South of Lewistown the same section which occurs between Yeagertown and the gap is duplicated, only with reverse dips, the rocks in this part of the field inclining towards the north and northwest at angles varying from 80° to 50°.


The Shade mountain, which is of anticlinal structure, ends at the Juniata river, which after passing its end just below Jack’s creek, turns almost at right-angles eastward and flows through the narrow synclinal valley of lower Clinton rocks between Shade mountain and Blue Ridge known as “the Narrows.”

There are no good exposures of the Medina sandstone in Shade mountain, although a vast quantity of loose bowlders of this rock flank its sides and give an especially wild and rugged aspect to the “Narrows.”

Jacks mountain is of similar rock, and the character and thickness of its three members as exposed in Logan gap have already been described in Brown township.

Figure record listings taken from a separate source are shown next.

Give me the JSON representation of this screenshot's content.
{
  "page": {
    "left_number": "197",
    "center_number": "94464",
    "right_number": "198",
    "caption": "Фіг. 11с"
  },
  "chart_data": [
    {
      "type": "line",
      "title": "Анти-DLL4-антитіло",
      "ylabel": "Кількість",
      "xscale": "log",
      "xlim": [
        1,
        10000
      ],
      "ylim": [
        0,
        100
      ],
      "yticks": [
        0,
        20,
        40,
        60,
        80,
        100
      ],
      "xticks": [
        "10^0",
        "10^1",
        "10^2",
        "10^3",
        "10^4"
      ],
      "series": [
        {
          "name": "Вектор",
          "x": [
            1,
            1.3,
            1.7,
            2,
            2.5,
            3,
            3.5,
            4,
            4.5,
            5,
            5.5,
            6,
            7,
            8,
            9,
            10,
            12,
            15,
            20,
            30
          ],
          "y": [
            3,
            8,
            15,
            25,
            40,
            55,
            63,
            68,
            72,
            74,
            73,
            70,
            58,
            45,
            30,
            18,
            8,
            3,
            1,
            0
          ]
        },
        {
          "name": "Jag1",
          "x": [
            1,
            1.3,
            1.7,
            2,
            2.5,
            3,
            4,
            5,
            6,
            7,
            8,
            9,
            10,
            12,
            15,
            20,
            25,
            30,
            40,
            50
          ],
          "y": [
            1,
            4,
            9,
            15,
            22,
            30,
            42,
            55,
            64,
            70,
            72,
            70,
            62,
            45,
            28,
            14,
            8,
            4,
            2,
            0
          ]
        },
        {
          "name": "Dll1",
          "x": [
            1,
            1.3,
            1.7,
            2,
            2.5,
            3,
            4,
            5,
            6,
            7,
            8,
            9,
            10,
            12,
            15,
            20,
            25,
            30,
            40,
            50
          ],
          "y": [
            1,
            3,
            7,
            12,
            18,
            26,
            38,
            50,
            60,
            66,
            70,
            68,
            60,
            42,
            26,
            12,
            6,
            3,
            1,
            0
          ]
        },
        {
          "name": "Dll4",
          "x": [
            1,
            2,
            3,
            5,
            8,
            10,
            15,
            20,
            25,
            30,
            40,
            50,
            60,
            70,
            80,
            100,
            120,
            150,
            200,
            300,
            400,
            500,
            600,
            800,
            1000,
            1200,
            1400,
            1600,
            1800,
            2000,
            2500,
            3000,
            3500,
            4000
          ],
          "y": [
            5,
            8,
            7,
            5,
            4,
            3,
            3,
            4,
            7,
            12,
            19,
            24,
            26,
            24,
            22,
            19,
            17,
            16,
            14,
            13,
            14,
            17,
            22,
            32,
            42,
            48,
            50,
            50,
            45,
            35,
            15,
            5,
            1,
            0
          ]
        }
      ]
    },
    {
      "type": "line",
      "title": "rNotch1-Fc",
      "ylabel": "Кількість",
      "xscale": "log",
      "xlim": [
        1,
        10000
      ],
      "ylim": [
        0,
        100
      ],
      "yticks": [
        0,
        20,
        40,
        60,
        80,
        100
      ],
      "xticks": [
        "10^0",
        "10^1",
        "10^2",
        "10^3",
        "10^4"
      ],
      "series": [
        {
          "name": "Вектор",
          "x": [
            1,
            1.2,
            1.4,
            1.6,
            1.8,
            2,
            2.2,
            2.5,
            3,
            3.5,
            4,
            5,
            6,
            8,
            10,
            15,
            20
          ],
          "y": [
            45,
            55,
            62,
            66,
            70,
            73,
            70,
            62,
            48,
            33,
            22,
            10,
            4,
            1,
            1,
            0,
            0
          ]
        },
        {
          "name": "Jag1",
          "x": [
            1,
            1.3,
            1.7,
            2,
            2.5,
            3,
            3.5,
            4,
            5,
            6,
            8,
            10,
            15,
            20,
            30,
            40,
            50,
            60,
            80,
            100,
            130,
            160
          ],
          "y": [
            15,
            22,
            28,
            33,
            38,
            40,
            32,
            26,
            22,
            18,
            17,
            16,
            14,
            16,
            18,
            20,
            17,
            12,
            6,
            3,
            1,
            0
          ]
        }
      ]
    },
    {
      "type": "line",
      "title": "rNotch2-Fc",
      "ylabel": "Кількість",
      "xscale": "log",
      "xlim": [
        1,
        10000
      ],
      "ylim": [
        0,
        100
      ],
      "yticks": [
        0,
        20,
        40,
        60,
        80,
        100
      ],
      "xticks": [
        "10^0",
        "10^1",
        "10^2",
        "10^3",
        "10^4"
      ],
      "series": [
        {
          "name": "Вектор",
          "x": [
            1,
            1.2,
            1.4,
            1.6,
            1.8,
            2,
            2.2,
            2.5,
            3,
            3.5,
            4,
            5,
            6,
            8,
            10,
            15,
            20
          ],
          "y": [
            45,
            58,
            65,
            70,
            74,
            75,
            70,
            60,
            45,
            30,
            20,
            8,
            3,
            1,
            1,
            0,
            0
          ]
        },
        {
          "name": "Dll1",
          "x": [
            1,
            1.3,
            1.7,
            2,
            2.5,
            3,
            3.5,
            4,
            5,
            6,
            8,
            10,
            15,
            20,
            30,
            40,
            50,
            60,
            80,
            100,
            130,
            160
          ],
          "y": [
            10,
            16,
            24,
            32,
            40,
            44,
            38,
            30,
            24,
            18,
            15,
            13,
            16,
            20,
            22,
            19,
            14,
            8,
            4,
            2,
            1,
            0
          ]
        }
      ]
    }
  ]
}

Lewistown itself is situated upon the upper Salina shale and marl, which is so calcareous at this point as to readily account for the great fertility of the soil here. The first ridge north of the town is composed of the Lewistown limestone No. VI, which (with the exception of one small anticlinal roll about 2 miles east of Lewistown, causing a slight reversal in dip and an interruption in the course of its outcrop) spreads directly eastward in a prominent ridge just north of the Lewistown and Sunbury railroad into Decatur township. The crest and north flank of this ridge is everywhere composed of the Oriskany sandstone and shale, which, with the underlying limestone at Lewistown, dips from 40° to 45° to the northwest. Both of these formations are well exposed on the Milroy pike near the toll-house, and are succeeded northwards by a band of Marcellus black slate with a similar dip.